Unter den Top Ten finden sich fünf der sechs Vorstände der BAWAG Group, wobei BAWAG-Chef Anas Abuzaakouk im vergangenen Jahr mit 5,3 Millionen Euro am meisten bekam. "Dabei ist der Gewinn des Bankkonzerns im Corona-Krisenjahr um 38 Prozent gesunken, zudem wurde im Vormonat ein Personalabbau angekündigt", sagt Wieser.

Weitere Spitzenverdiener waren Noch-OMV-Chef Rainer Seele (4,3 Millionen Euro) und Andritz-Boss Wolfgang Leitner (3,3 Millionen Euro).

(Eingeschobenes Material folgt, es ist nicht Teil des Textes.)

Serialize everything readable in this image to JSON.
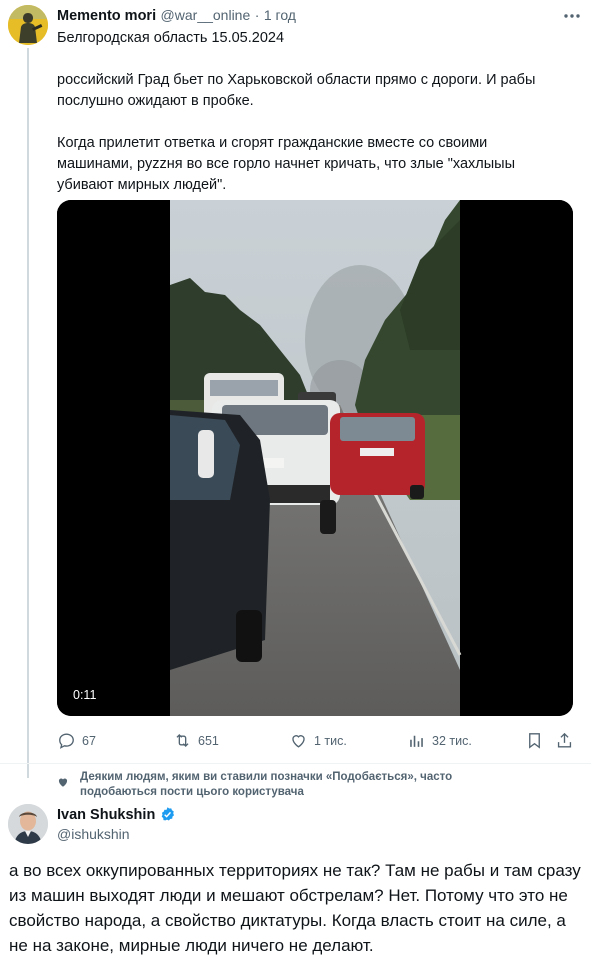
{
  "tweet1": {
    "author_name": "Memento mori",
    "handle": "@war__online",
    "separator": "·",
    "time": "1 год",
    "text_line1": "Белгородская область 15.05.2024",
    "text_para2": "российский Град бьет по Харьковской области прямо с дороги. И рабы послушно ожидают в пробке.",
    "text_para3": "Когда прилетит ответка и сгорят гражданские вместе со своими машинами, pyzzня во все горло начнет кричать, что злые \"хахлыыы убивают мирных людей\".",
    "video": {
      "duration": "0:11"
    },
    "actions": {
      "replies": "67",
      "reposts": "651",
      "likes": "1 тис.",
      "views": "32 тис."
    }
  },
  "social_context": "Деяким людям, яким ви ставили позначки «Подобається», часто подобаються пости цього користувача",
  "tweet2": {
    "author_name": "Ivan Shukshin",
    "handle": "@ishukshin",
    "text": "а во всех оккупированных территориях не так? Там не рабы и там сразу из машин выходят люди и мешают обстрелам? Нет. Потому что это не свойство народа, а свойство диктатуры. Когда власть стоит на силе, а не на законе, мирные люди ничего не делают."
  },
  "colors": {
    "accent": "#1d9bf0",
    "text": "#0f1419",
    "secondary": "#536471",
    "divider": "#eff3f4"
  },
  "icons": [
    "more-icon",
    "reply-icon",
    "repost-icon",
    "like-icon",
    "views-icon",
    "bookmark-icon",
    "share-icon",
    "heart-filled-icon",
    "verified-icon"
  ]
}
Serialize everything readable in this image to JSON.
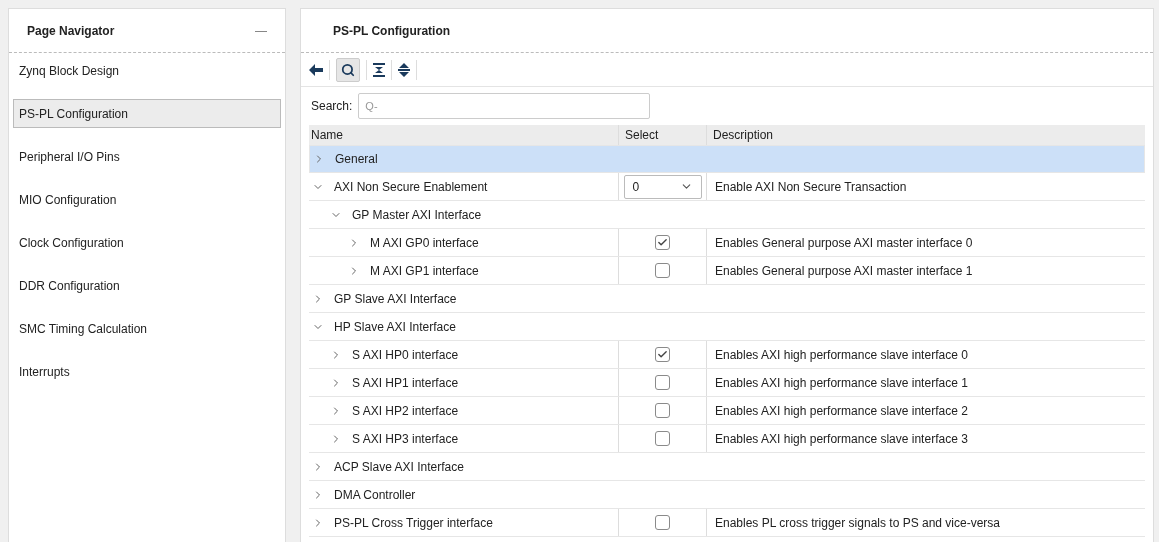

Auf Platz 10 der Liste findet sich mit Martin Grüll ein weiteres bereits ausgeschiedenes Vorstandsmitglied. Der vormalige RBI-Vorstand verdiente 2,5 Millionen Euro. Grülls Bezüge inkludieren eine Abfindungszahlung in Höhe von 1,9 Millionen Euro. Das Ranking der Auszahlungen an ehemalige, bereits vor 2020 ausgeschiedene Vorstände, führt mit großem Abstand der ehemalige Erste-Group-Chef Andreas Treichl. Ihm wurden 2020 insgesamt 5,2 Millionen Euro Abfertigung, Pensionskassenzahlungen, sonstige Bezüge und Entgelt für Beratertätigkeit ausbezahlt.

Arbeiterkammer fordert mehr Solidarität

Laut Studienautorin Wieser werden bei der Vergütungspolitik nach wie vor soziale und ökologische Ziele nicht ausreichend berücksichtigt. Kritik sei daher auch bei den Hauptversammlungen laut geworden: Mehr als ein Drittel der untersuchten Unternehmen wurde von den Aktionären und Aktionärinnen aufgefordert, die Ausgestaltung der Gagen ihrer Führungskräfte zu überprüfen. Der Aufsichtsrat sollte eine angemessene Relation zwischen Vorstandsvergütung und Belegschaft definieren, zudem bedürfe es einer Höchstgrenze, fordert die Arbeiterkammer. "Ein Verzicht auf Bonuszahlungen - gerade in Zeiten der Krise - wäre ein deutliches Zeichen der Solidarität", sagte Wieser.

Im Unterschied zur AK-Erhebung sind die Bezüge der ATX-Vorstandsvorsitzenden laut Unternehmensberatung hkp im Jahr 2020 um 16 Prozent zurückgegangen. "Die Ergebnisse unterscheiden sich dahingehend, dass die vorliegende AK-Studie sämtliche Vorstände (72 Köpfe) von 17 ATX-Unternehmen (Stand: Mai 2021) einbezieht, während die hkp-Auswertung eine nicht aktuelle ATX-Zusammensetzung (Telekom Group statt EVN, die seit März 2021 im ATX notiert) sowie ein kleineres Sample von CEOs (ohne BAWAG Group) heranzieht", erläutert die Arbeiterkammer.